23 abril 2025

AMOROSA VENGANZA



 El ambiente de la sala es gris. La luz del exterior está tamizada por los gruesos cortinajes corridos; cuatro enormes cirios marcan los puntos cardinales del féretro, lugar convergente de las miradas, los suspiros y los pensamientos de la mayoría de los presentes. El parpadeo incesante de las velas proyecta lúgubres sombras sobre los rostros afligidos.

Beatriz, bellísima en su mortal palidez preside la sala, acostada entre satenes blancos. Sus ropas, también de color blanco resaltan en el centro de aquel ataúd de madera oscura y pulida, regio y sobrio. Las flores, abundantes, desparraman en el ambiente un aroma intenso, que se mezcla con el de los cirios a medio derretir. 

Los dolientes, repartidos en grupos, cuchichean o desgranan oraciones a media voz, como si temieran despertarla. Las mujeres, con pañuelos húmedos y arrugados enjugan las lágrimas que resbalan por sus mejillas.

Algunos parientes están sentados en sillas dispuestas a lo largo de la pared, otros de pie, con la mirada perdida o fija en el ataúd. Se perciben rostros macilentos, ojos enrojecidos y la tensión en las mandíbulas apretadas. 

Un hombre irrumpe en la sala y la cruza con su andar lento y parsimonioso. En su rostro demacrado se marcan unas ojeras azules que gritan a los cuatro vientos su dolor. Se dirige directamente a Beatriz, ignorando los saludos que los conocidos le brindan al pasar.

En la mano lleva un libro, un libro de lomo grueso con tapas rígidas, enteladas, de un elegante color burdeos.
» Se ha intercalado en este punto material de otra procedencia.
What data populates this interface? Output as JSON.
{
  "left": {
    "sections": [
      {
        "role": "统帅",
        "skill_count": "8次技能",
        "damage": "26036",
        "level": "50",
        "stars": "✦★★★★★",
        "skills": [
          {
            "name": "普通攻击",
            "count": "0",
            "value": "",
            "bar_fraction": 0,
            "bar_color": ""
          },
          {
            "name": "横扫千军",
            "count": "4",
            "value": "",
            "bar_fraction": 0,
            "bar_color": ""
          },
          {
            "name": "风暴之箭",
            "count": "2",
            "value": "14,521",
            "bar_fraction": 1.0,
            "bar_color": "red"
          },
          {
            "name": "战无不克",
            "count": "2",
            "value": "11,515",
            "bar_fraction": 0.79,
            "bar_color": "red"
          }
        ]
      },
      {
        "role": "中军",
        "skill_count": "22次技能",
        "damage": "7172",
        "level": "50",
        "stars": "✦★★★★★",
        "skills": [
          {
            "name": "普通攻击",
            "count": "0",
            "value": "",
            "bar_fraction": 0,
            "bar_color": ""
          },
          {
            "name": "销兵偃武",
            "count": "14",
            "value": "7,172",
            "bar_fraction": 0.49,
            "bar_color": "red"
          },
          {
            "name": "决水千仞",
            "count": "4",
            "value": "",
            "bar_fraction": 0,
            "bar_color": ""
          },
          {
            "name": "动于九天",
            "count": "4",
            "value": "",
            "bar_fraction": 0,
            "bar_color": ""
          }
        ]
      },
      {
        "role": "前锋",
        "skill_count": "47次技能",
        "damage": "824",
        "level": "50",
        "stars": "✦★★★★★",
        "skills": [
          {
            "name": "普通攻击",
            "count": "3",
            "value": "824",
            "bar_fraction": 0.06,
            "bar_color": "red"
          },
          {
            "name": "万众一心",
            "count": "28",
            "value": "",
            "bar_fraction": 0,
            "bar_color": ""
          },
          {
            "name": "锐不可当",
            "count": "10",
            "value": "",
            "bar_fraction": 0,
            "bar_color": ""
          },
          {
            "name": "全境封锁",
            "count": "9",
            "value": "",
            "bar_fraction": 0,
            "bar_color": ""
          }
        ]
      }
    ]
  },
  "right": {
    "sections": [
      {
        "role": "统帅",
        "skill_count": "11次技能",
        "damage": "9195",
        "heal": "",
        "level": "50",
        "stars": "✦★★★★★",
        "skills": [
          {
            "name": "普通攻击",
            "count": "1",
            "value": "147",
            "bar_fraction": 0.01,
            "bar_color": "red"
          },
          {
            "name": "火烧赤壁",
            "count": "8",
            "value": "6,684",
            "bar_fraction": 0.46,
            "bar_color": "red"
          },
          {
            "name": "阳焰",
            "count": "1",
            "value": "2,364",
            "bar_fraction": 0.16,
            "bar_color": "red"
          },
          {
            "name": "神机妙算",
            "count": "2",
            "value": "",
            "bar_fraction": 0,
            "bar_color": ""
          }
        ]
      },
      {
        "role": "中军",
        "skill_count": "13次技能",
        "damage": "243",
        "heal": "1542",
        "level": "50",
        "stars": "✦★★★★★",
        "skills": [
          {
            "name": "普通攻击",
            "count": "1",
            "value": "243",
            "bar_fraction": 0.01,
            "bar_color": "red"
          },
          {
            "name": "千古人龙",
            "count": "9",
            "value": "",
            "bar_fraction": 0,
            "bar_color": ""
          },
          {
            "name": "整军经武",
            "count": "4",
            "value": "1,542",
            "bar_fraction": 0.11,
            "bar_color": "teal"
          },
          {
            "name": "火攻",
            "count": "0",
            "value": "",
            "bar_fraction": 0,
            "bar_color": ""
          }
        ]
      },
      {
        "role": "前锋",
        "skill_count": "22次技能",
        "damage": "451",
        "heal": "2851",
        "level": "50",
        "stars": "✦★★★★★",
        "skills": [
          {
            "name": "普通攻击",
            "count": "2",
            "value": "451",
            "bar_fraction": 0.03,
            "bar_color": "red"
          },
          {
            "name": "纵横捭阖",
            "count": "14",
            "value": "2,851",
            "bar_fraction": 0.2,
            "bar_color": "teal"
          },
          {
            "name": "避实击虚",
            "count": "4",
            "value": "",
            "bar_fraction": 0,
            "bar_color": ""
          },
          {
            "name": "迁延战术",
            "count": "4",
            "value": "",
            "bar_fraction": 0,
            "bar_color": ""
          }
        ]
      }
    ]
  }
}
Podría parecer que tiene intención  de leer en voz alta algún párrafo especial, quizás un poema que fuera el preferido de ella. A lo largo de los años él le ha regalado tantos libros... libros a los que Beatriz siempre ha hecho caso omiso.

Así que él, como ya había hecho en anteriores ocasiones, había procedido a cortar las páginas de su interior, cuidadosamente, con precisión cirujana, dejando los márgenes exteriores, de tal forma que había convertido el volumen en un disimulado escondite, una cajita cuyo contenido se mantenía oculto a la mirada de los presentes.

Se sitúa junto al féretro, a los pies, estudiando su posición.

Mira largamente a Beatriz, con amor, con desolación , con odio… recuerda las muchas veces que ella le ha obsequiado con sus desplantes, e incluso con pequeñas burlas que le han producido una humillación profunda. Todo lo atesora en su corazón con una mezcla de emociones encontradas que le ha llevado a tomar su atroz decisión. 

No va a permitir que se vaya para siempre, dejándolo tirado una vez más. No. Hoy será distinto.

Después de unos momentos de inmovilidad abre la tapa del libro que conserva en la mano. 

Toma por la empuñadura nacarada el pequeño revólver que esconde en su interior  y el objeto metálico y frío rasga la penumbra con un brillo de muerte. Algunos de los presentes sofocan un grito ahogado.

Él, gozando de aquel extraño momento de gloria, con un ademán histriónico, exclama con su voz potente y sonora, aunque algo entrecortada por la emoción:

—Esta vez no podrás huir de mí, Beatriz, esta vez nos vamos juntos, lo quieras tú o no.

El sonido seco y brutal del disparo resuena en el silencio sobrecogido de la sala. 

Se dobla y su cuerpo cae pesadamente sobre el de Beatriz mientras los albos ropajes de la muerta se llenan de lunares rojos y así, por fin, logra cubrir el de la joven, delicado e inerte, con el suyo.